His stare fell on the narrow cut on her arm. “That would seem to counter your statement.”
“Yes. My status has been revoked, it seems.” Her voice cracked. “I’m as mortal as you are now.”
“Tell me about the lance.” He forced himself into professional mode, trying hard not to dwell too much on how his world had changed. “You touched their foreheads with the tips and sent them to Heaven.”
She tilted her head, frowning in disapproval.
“Valhalla,” he corrected himself.
“Our primary weapon. We train with it, fight with it, and take souls to Valhalla with it.”
“You had…” He paused, unsure how to phrase it. “You had blood on yours when you came to me. Did you…”
“No,” she quickly replied. “That was from the injured soldiers. We never kill anyone outright with the lance, just use it as a vehicle to collect your spirits.”
“But Kara…”
“That’s different. As is our situation.” She dropped her gaze. “Because you didn’t die on the battlefield, I needed to recreate the scenario to set your soul free—take you to the edge of death. The same holds true for Kara.” Her cheeks turned a light shade of pink. “I’m sorry about that. Trying to kill you, I mean.”
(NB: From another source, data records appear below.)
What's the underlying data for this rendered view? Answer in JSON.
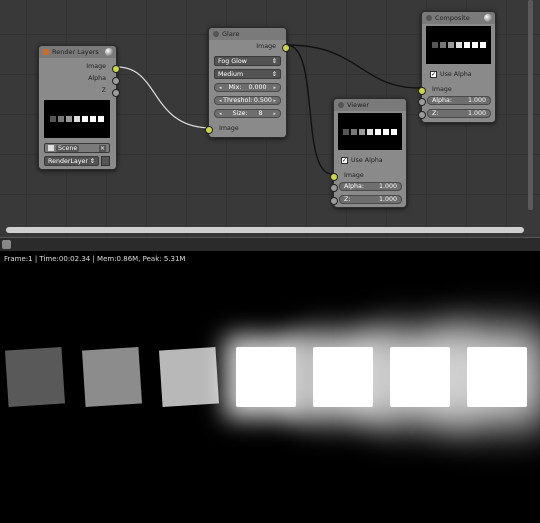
{
  "nodes": {
    "render_layers": {
      "title": "Render Layers",
      "outputs": [
        "Image",
        "Alpha",
        "Z"
      ],
      "scene_label": "Scene",
      "layer_label": "RenderLayer"
    },
    "glare": {
      "title": "Glare",
      "output": "Image",
      "type_value": "Fog Glow",
      "quality_value": "Medium",
      "mix_label": "Mix:",
      "mix_value": "0.000",
      "threshold_label": "Threshol:",
      "threshold_value": "0.500",
      "size_label": "Size:",
      "size_value": "8",
      "input": "Image"
    },
    "viewer": {
      "title": "Viewer",
      "use_alpha": "Use Alpha",
      "input_image": "Image",
      "alpha_label": "Alpha:",
      "alpha_value": "1.000",
      "z_label": "Z:",
      "z_value": "1.000"
    },
    "composite": {
      "title": "Composite",
      "use_alpha": "Use Alpha",
      "input_image": "Image",
      "alpha_label": "Alpha:",
      "alpha_value": "1.000",
      "z_label": "Z:",
      "z_value": "1.000"
    }
  },
  "render": {
    "info": "Frame:1 | Time:00:02.34 | Mem:0.86M, Peak: 5.31M",
    "cube_brightness": [
      0.35,
      0.55,
      0.72,
      1.0,
      1.0,
      1.0,
      1.0
    ]
  }
}
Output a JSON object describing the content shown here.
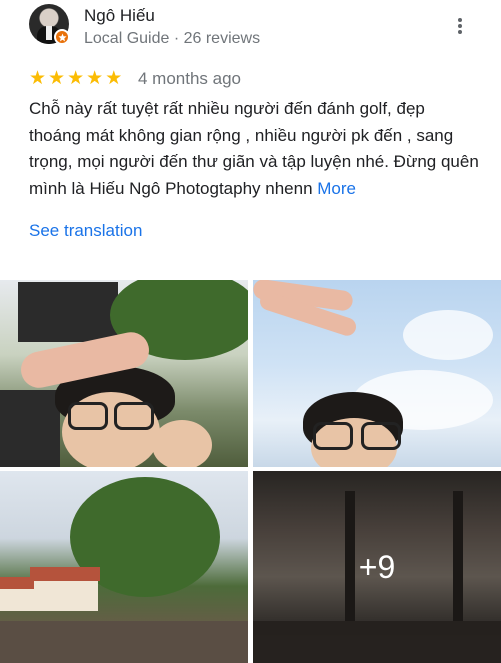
{
  "reviewer": {
    "name": "Ngô Hiếu",
    "meta": "Local Guide · 26 reviews"
  },
  "rating": {
    "stars": 5,
    "time": "4 months ago"
  },
  "review": {
    "text": "Chỗ này rất tuyệt rất nhiều người đến đánh golf, đẹp thoáng mát không gian rộng , nhiều người pk đến , sang trọng, mọi người đến thư giãn và tập luyện nhé. Đừng quên mình là Hiếu Ngô Photogtaphy nhenn",
    "more_label": "More"
  },
  "translate_label": "See translation",
  "photos": {
    "extra_count": "+9"
  },
  "colors": {
    "star": "#fbbc04",
    "link": "#1a73e8",
    "badge": "#e8710a"
  },
  "icons": [
    "local-guide-badge-icon",
    "star-icon",
    "more-vert-icon"
  ]
}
“You saved me from being impaled. Cancels each other out.” His head was spinning, the
headache hovering behind his eyes. “Right. Here’s the plan for now. We’re going to rest until morning and then figure out our next move.” He pressed his fingers to his temples in a futile effort to stem the pain. “How serious is Kara going to be about hunting us down?”
Brenna frowned. “She’s a Valkyrie. She won’t stop.”
“Wonderful.” He grunted. “How fast can she find us?”
She looked at the ceiling, pressing her lips into a tight line before speaking. “Took me six months to track you from when you left the hospital until now. She’s not starting from there; she’s starting from the warehouse.” The strain in her voice reminded Erik of fingernails on a chalkboard. “I don’t know how long she’s been following me. That’s why she was at the event, ready to step in if…”
“When you didn’t kill me,” he corrected her.
She nodded. “Once she recovers, she’ll begin searching for us.” Brenna shrugged. “That’s all I can tell you.”
“She’s invulnerable but she can still be knocked out?” He shook his head, trying to balance the facts.
“If she’s following the same restrictions placed on me, she’ll need to eat, to sleep—just like in Valhalla. The major difference is she’s got the lance.”
“She got a pretty bad bounce off the ground back at the fight, possible concussion. Might have gotten to her feet but I’ll bet she’ll be woozy for a few hours, maybe until morning until she fully recovers. Does she have a car?”
Brenna shrugged. “I have no idea.”
“Even if she does, she’ll be slow to get going. We’ve got a bit of a start on her.” Erik stood. “That’s all the reality I can take for now.” He gestured at the bed. “Here. I’ll sleep in the chair.”
She eyed him as if he’d cursed her in three different languages. “Spare me the chivalry. You need the bed more than I do. You’re wounded and weary. I’ll take the chair and stand watch while you rest.”
He hesitated, just long enough to earn a tired smile.
“I promise I won’t kill you in your sleep.”
“Good enough.” He laid on his back, wincing as his ribs ached. “Good enough.”